For six weeks, I have quietly dreamed of the three of us together, reunited somehow by an elegant twist of love or by some undeniable atonement, restored to what we were on Samhain. Adultery forgiven, lies forgiven, everything come to terms. But when I shut the door to Mark’s office and the three of us are truly, completely alone, I don’t feel joy or relief.
I feel like I’ve just buried us alive.
“Sit,” Mark says into the hushed silence of the room, nodding at the two chairs in front of his desk. We do, me sitting with my feet flat on the floor and my hands on my thighs, Isolde crossing one leg over the other with her hands folded in her lap. Mark himself leans back against the front of his desk, half sitting on the edge, his hands in his pockets. His eyes, when they meet mine, are the blue of a glacier’s underwater heart. Lovely, unfeeling.
The air is so thick in here I think I’m choking on it.
“Tristan, I can’t have you at Lyonesse.”
His words take time to create meaning inside my mind. At first, they are only sound, and then they are language, and then they are?—
Exile. Death.
Damnation.
I think I make a noise maybe, a soft one, the instinctive inhale you take before a fall.

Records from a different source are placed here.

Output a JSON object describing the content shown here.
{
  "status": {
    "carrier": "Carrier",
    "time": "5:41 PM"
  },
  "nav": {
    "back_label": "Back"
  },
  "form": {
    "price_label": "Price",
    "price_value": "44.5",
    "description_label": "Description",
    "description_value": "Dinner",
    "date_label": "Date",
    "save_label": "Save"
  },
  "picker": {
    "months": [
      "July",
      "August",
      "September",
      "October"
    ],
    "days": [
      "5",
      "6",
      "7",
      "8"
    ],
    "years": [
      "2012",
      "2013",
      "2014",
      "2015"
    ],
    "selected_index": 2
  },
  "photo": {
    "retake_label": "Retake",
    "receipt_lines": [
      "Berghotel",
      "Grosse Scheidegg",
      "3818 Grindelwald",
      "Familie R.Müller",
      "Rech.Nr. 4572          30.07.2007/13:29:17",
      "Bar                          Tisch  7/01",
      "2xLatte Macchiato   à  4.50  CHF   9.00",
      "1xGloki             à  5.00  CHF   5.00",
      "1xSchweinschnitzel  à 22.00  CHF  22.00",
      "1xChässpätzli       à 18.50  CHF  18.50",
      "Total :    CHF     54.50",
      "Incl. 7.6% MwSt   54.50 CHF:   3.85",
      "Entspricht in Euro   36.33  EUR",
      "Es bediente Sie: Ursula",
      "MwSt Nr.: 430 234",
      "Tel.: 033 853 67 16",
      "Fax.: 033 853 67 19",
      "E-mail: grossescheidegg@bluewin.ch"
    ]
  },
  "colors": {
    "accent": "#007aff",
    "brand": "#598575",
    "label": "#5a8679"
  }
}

Isolde sits forward, features going bloodless with indignation. “If you want to punish someone, look to yourself first. We only left because of what I found in your safe, because you planned to kill my uncle?—”
“Who planned to kill me, via yourself,” Mark interjects.
“—and if this is a matter of adultery, of fidelity, I thought this was decided on Samhain, I thought we were in agreement. I want you both to be mine, and I also want you to be each other’s. Sound familiar?”
“The ‘mine’ part was rather stripped from the equation when you zip-tied me to a chair and fled the country,” says Mark, a little bitterly.
“So this is revenge? For six weeks’ worth of separation?”
“Or for four years of lying to me about the real reason you agreed to this marriage,” Mark suggests but then sighs. “I lied for the same length of time about the same thing, so we’ll leave that one as a draw, shall we?”
Isolde’s lips are white at the edges. “I thought my punishment for cheating was to know that you’d claim a right to Tristan’s bed as well. If we’re going back to retribution, why not return to precedent?”
“I’d love to, believe me,” Mark replies in a husky voice that I can feel on the nape of my neck and on the insides of my palms. “I’d like to itemize every lost hour—every excruciating moment apart—on your disloyal little bodies. I’d record my tolls and taxes with bite marks and splatters of wax.”